DNA ‘burrs’ discovery earns Smithsonian award

By Joanna Steward, College of Arts and Sciences

Skinner-80WASHINGTON – A simple mistake during an experiment into endocrine disruptors – chemicals known to interfere with fetal development – dramatically changed the direction of inquiry for one Washington State University researcher and led him to challenge the core biological principals of genetic inheritance.

Michael Skinner, professor of biological sciences, was honored this week with an American Ingenuity Award from Smithsonian Magazine for his pioneering work in the field of transgenerational epigenetics: the study of inherited changes that can’t be explained by traditional genetics.

Nobel Prize winner in physiology Carol Greider presented Skinner with the award during a gala at the National Portrait Gallery in Washington, D.C., on Tuesday evening.

A novel concept

Modern biologists know that DNA controls the inheritance process and that mutations in the sequence are how changes in biology from parent to child are transmitted.

Natural science award winner Michael Skinner speaks during the awards ceremony. (Sharon Farmer

Skinner and his colleagues discovered that exposure to toxic substances during pregnancy can cause molecules called methyl groups to latch on to the fetal DNA in rats. Like burrs stuck to a sweater, these extra molecules are passed along from generation to generation and are linked to increased disease and abnormalities for more than three generations.

“In essence,” Skinner explained, “what your great-grandmother was exposed to could cause disease in you and your grandchildren.”

In recent years, the Skinner lab (http://skinner.wsu.edu/) has documented epigenetic effects from a host of environmental toxicants, including plastics, pesticides, fungicides, dioxins, hydrocarbons and the plasticizer bisphenol-A or BPA.
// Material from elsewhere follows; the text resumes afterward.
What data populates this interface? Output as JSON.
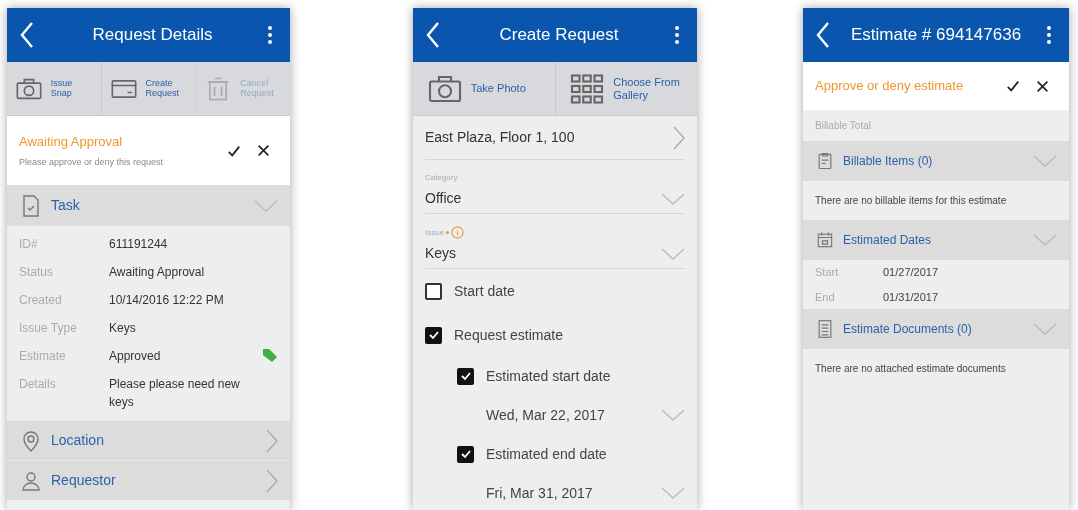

Researchers determined each chemical exposure produces a distinct methyl group pattern that persists in the great-grandchildren of exposed rats and appears to be connected to specific diseases such as ovarian cancer and kidney disease. In October, Skinner and his colleagues published a paper in PLOS One linking exposure of DDT to obesity in future generations.

Although it’s not likely the methyl groups can be fixed, Skinner said, simply knowing they exist may provide opportunity for novel diagnostics and therapeutics. In the future it may be possible to get an epigenetic diagnosis and then with specific lifestyle changes and therapies prevent certain diseases from developing.

“Michael’s research is a wonderful example of the power of science to open new windows on how the world works,” said Larry Hufford, director of the WSU School of Biological Sciences (http://sbs.wsu.edu/index1.html). “His insights into inheritance and disease susceptibilities will help us better understand the consequences of chemicals in our environment.”

Risk-taking reward

The Smithsonian awards honor “innovators who are revolutionizing their fields with recent, high-impact achievements,” says Smithsonian magazine editor-in-chief Michael Caruso. “While their work is different in objective, each winner is embracing the Smithsonian’s mission to increase knowledge and shape the world of tomorrow.”

In all, nine groundbreaking individuals were recognized across categories including technology, performing and visual arts, natural and physical sciences, education, historical scholarship, social progress and youth achievement were recognized by the organization.

Skinner and his fellow awardees are profiled on the Smithsonian Magazine website (http://www.smithsonianmag.com/ideas-innovations/The-Toxins-That-Affected-Your-Great-Grandparents-Could-Be-In-Your-Genes-231152741.html). They will be featured in the December print issue of the magazine on stands next week and are the subject of “Genius in America,” a television documentary scheduled to premiere tonight on the Smithsonian Channel (http://www.smithsonianchannel.com/sc/web/show/3395004/genius-in-america).

Skinner and McMorris Rodgers.

Skinner was accompanied at the gala by his wife, son, daughter and parents. While in Washington, he also met with U.S. Rep. Cathy McMorris Rodgers from Washington state and members of the WSU federal relations staff.